Special-interest groups play an important role in American politics. These organizations try to exert pressure on Congress (or on any governmental body) to pass, defeat, or interpret legislation to their own advantage. Groups that play this political game are called pressure groups or lobbies.

People join pressure groups because they share a common interest. Business, farming, and professional organizations, for example, send people called lobbyists to Washington to promote their economic interests. Special-interest groups can spend millions known as “soft money” promoting a particular policy in a state or a district at election time, without mentioning any particular candidate and thus escaping all restrictions.

“Soft money” is the best kind because it escapes all regulations.

Pressure groups work hard to elect members of Congress who are favorable to their causes. Because of this, the law limits the amount of money a pressure group can give to a political campaign.

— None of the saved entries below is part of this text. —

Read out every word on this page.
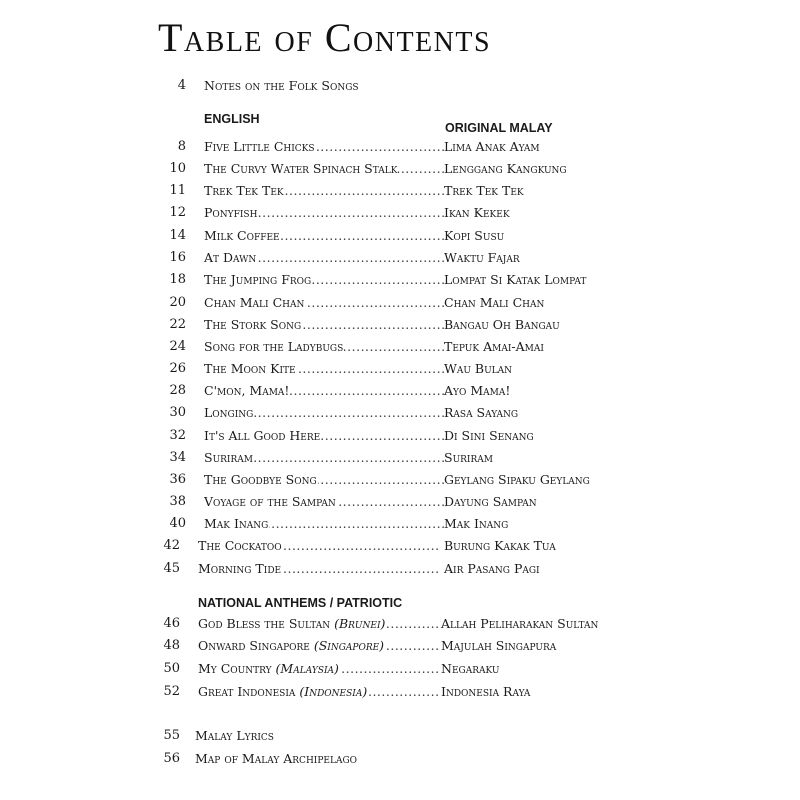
Table of Contents
4 Notes on the Folk Songs
ENGLISH
ORIGINAL MALAY
8 Five Little Chicks .....	Lima Anak Ayam
10 The Curvy Water Spinach Stalk .....	Lenggang Kangkung
11 Trek Tek Tek .....	Trek Tek Tek
12 Ponyfish .....	Ikan Kekek
14 Milk Coffee .....	Kopi Susu
16 At Dawn .....	Waktu Fajar
18 The Jumping Frog .....	Lompat Si Katak Lompat
20 Chan Mali Chan .....	Chan Mali Chan
22 The Stork Song .....	Bangau Oh Bangau
24 Song for the Ladybugs .....	Tepuk Amai-Amai
26 The Moon Kite .....	Wau Bulan
28 C'mon, Mama! .....	Ayo Mama!
30 Longing .....	Rasa Sayang
32 It's All Good Here .....	Di Sini Senang
34 Suriram .....	Suriram
36 The Goodbye Song .....	Geylang Sipaku Geylang
38 Voyage of the Sampan .....	Dayung Sampan
40 Mak Inang .....	Mak Inang
42 The Cockatoo .....	Burung Kakak Tua
45 Morning Tide .....	Air Pasang Pagi
NATIONAL ANTHEMS / PATRIOTIC
46 God Bless the Sultan (Brunei) .....	Allah Peliharakan Sultan
48 Onward Singapore (Singapore) .....	Majulah Singapura
50 My Country (Malaysia) .....	Negaraku
52 Great Indonesia (Indonesia) .....	Indonesia Raya
55 Malay Lyrics
56 Map of Malay Archipelago
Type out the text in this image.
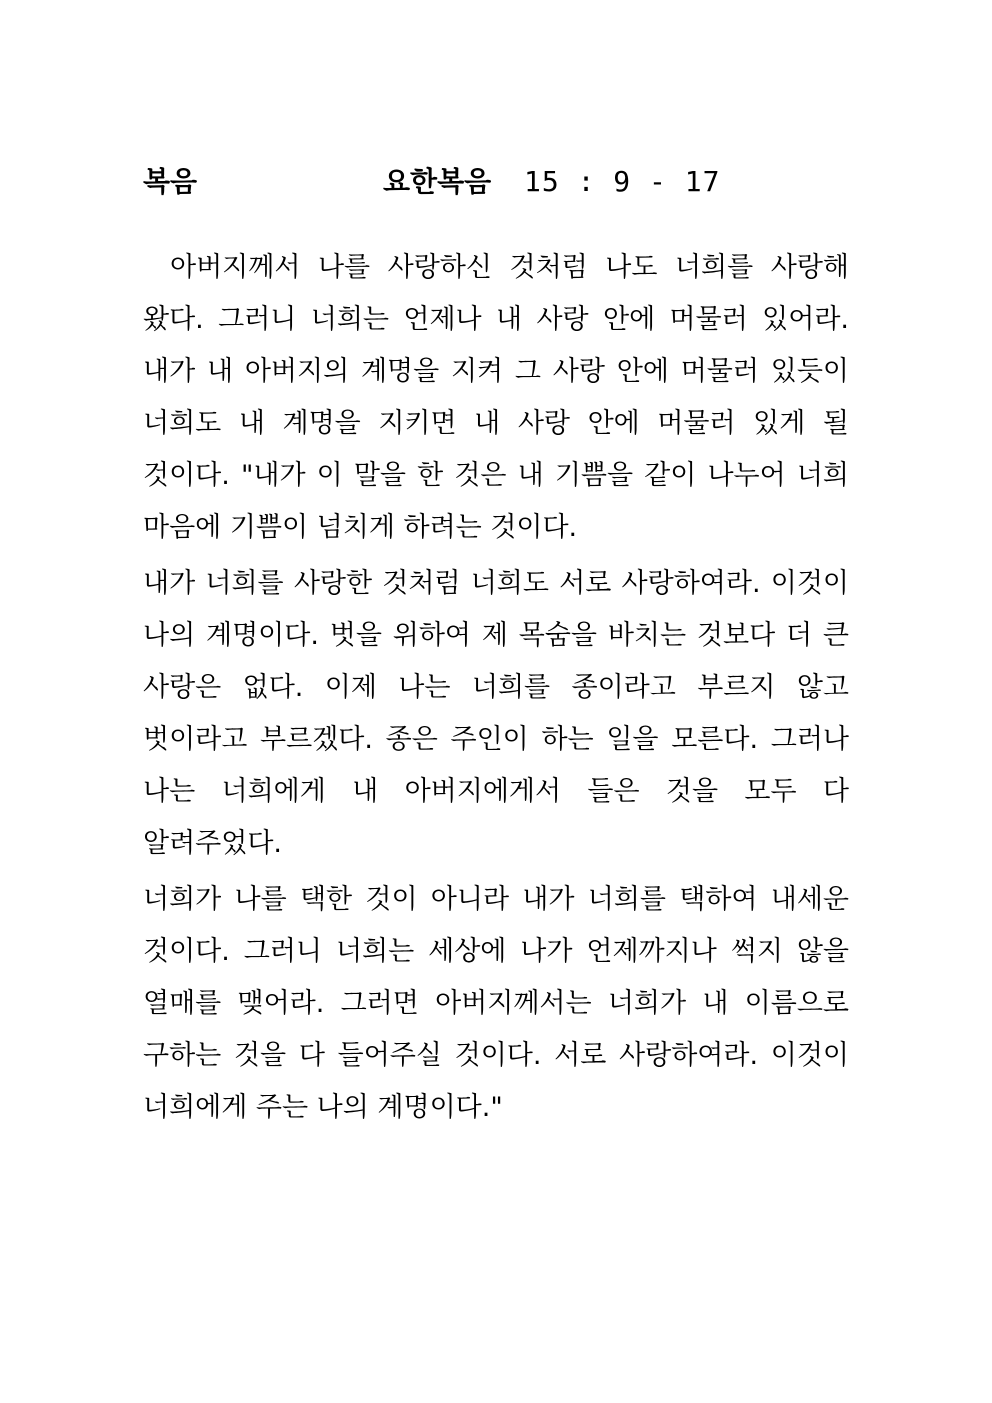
복음	요한복음 15 : 9 - 17

아버지께서 나를 사랑하신 것처럼 나도 너희를 사랑해 왔다. 그러니 너희는 언제나 내 사랑 안에 머물러 있어라. 내가 내 아버지의 계명을 지켜 그 사랑 안에 머물러 있듯이 너희도 내 계명을 지키면 내 사랑 안에 머물러 있게 될 것이다. "내가 이 말을 한 것은 내 기쁨을 같이 나누어 너희 마음에 기쁨이 넘치게 하려는 것이다.

내가 너희를 사랑한 것처럼 너희도 서로 사랑하여라. 이것이 나의 계명이다. 벗을 위하여 제 목숨을 바치는 것보다 더 큰 사랑은 없다. 이제 나는 너희를 종이라고 부르지 않고 벗이라고 부르겠다. 종은 주인이 하는 일을 모른다. 그러나 나는 너희에게 내 아버지에게서 들은 것을 모두 다 알려주었다.

너희가 나를 택한 것이 아니라 내가 너희를 택하여 내세운 것이다. 그러니 너희는 세상에 나가 언제까지나 썩지 않을 열매를 맺어라. 그러면 아버지께서는 너희가 내 이름으로 구하는 것을 다 들어주실 것이다. 서로 사랑하여라. 이것이 너희에게 주는 나의 계명이다."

This limitation has led to the creation of separate money-giving groups called political action committees (PACs). At the present time, PACs are pouring millions of dollars into the campaign chests of Congressional candidates. Typical PACs represent realtors, doctors, tobacco farmers, auto workers, and about 3,000 other special-interest groups.

Lobbyists employ a variety of methods to influence legislation. Some of their techniques are as follows:

  1. Communications. Lobbyists often organize campaigns to flood Congress with telegrams, letters, personal visits, and telephone calls. These communications are meant to convince the lawmakers that the public supports the lobbyists’ position on a particular bill.

  2. Contributions. “Money is the mother’s milk of politics,” said Tip O’Neill, Speaker of the House of Representatives in the 70s. Thus, a good lobbyist knows how to keep friendly lawmakers well nourished. Along with cash donations to their campaigns, lobbyists often provide a variety of useful services. Legislators running for reelection, for example, may receive help for their campaigns from “volunteers” lined up by lobbyists.

  3. Social contacts. Entertaining politicians has always been a favorite lobbying technique. Parties, dinners, and “nights on the town” help cement the friendships and create the obligations that are the stock-in-trade or the lobbyist.

  4. Sanctions. Lobbyists have ways of “punishing” members of Congress who refuse to cooperate. They can cut off campaign contributions or throw their support to a lawmaker’s opponent.

  5. Demonstrations. Pressure groups often organize protest marches and picket lines to enforce their demands.

In order to be welcome in a lawmaker’s office, lobbyists must do more than hand out gifts and services. They must develop an expertise in their field that makes their opinions valuable. The success of a pressure group also depends on its size, prestige, leadership skills, and financial resources.

Task 1. Answer the following questions:

  1. Why are special-interest groups called pressure groups?

  2. What makes people join pressure groups?

  3. In what way does the law limit the amount of money a pressure group can give to a political campaign?

  4. What methods do lobbyists employ to influence legislation?

  5. What does the success of a pressure group depend on?